The grass court season is short, intense, and stylistically different from any other surface in tennis. After Roland Garros wraps in early June, the entire tour pivots within days to grass for a six-week stretch culminating at Wimbledon.

The men's favorites

Carlos Alcaraz won Wimbledon in 2023 and 2024 and remains the favorite. Jannik Sinner reached the 2024 final and has improved his grass game considerably. Novak Djokovic, now 38, retired after the 2025 US Open, removing the player who dominated the surface for over a decade. The field is genuinely open in a way it has not been since the early 2000s.

The women's favorites

Iga Swiatek's grass results have lagged her dominance on other surfaces, leaving the women's draw more open. Aryna Sabalenka, Coco Gauff, and Elena Rybakina (the 2022 champion) are all credible favorites. Several lower-ranked grass specialists could also make deep runs.

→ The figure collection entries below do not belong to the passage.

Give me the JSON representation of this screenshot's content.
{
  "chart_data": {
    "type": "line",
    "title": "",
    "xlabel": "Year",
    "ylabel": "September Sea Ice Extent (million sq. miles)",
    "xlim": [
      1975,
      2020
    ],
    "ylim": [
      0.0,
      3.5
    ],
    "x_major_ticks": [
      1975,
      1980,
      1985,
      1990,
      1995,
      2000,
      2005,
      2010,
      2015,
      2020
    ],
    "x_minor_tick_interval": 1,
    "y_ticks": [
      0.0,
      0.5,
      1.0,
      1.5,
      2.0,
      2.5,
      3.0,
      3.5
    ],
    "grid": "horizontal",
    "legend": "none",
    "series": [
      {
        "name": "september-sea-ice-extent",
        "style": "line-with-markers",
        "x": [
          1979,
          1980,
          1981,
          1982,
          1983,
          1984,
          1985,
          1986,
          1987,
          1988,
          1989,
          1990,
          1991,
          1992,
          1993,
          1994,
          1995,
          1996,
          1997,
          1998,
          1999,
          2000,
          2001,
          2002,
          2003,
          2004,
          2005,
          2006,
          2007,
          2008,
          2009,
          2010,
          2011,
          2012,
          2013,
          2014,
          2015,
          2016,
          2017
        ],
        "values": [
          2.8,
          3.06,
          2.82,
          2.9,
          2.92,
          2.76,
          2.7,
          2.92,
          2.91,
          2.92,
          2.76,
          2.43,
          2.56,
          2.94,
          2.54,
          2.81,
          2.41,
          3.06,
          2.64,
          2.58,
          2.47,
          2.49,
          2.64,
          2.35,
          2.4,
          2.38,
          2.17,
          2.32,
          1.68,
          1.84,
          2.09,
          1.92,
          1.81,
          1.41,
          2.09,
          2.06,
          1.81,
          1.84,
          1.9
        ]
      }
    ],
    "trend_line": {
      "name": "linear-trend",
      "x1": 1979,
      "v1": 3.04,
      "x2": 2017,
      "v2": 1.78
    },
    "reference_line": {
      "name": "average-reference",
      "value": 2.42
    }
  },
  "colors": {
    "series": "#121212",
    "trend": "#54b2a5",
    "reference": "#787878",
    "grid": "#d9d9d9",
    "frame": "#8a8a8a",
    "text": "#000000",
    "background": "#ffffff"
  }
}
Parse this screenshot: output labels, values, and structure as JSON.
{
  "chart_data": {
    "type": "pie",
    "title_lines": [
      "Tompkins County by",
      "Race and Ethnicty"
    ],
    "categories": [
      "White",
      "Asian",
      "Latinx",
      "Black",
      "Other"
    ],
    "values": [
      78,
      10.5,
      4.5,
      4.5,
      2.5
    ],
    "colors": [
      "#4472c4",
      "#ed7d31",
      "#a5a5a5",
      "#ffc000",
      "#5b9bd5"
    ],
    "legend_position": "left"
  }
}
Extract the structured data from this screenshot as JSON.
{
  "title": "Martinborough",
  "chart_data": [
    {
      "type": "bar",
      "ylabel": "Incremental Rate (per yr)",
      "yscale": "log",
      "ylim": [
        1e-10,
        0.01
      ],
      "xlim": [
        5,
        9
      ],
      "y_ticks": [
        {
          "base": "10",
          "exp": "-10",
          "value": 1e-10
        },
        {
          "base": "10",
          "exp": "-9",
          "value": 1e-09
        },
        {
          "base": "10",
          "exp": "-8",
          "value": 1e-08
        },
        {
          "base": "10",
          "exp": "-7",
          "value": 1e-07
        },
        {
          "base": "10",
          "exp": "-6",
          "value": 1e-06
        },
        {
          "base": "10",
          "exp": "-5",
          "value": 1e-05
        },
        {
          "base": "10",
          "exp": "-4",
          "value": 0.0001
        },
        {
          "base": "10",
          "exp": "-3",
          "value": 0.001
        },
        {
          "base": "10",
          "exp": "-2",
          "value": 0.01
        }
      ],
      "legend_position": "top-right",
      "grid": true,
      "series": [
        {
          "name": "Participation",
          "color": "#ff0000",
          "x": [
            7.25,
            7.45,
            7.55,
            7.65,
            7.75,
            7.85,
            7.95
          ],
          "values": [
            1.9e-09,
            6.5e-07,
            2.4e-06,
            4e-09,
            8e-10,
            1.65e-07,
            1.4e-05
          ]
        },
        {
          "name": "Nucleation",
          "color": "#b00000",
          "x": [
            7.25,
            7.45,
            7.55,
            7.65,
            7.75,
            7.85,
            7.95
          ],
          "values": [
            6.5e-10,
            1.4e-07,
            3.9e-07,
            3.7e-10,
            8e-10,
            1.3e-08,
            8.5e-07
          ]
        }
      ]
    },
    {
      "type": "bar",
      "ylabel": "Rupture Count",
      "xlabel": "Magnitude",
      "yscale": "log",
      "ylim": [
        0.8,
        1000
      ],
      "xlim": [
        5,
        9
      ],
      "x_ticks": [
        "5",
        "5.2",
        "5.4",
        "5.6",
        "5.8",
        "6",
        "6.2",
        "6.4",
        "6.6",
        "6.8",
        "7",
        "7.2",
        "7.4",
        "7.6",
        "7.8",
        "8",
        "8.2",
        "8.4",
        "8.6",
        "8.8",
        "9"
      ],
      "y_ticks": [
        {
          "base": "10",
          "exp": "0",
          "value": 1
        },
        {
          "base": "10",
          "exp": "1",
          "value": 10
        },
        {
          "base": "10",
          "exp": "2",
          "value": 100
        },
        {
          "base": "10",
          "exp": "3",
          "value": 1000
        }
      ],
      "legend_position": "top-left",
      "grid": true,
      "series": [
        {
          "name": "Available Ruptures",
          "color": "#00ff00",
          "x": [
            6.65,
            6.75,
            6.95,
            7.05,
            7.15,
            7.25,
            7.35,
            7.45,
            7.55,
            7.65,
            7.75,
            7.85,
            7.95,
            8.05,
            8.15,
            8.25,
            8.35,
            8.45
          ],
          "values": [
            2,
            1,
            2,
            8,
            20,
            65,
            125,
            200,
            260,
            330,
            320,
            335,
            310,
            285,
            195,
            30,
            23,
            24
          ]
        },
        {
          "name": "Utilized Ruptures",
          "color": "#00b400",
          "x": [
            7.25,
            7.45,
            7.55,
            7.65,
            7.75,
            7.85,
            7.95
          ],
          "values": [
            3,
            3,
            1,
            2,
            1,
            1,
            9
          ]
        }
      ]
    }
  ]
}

What Roland Garros tells us

The clay court swing typically reveals which players are physically peaked for the summer slams. Watch the Roland Garros quarterfinalists; several of them will carry that form straight to grass.

Best grass tune-up events

Queen's Club for the men, Bad Homburg and Berlin for the women. Eastbourne and Halle as the major slam tune-ups. Form at these events historically correlates well with Wimbledon performance.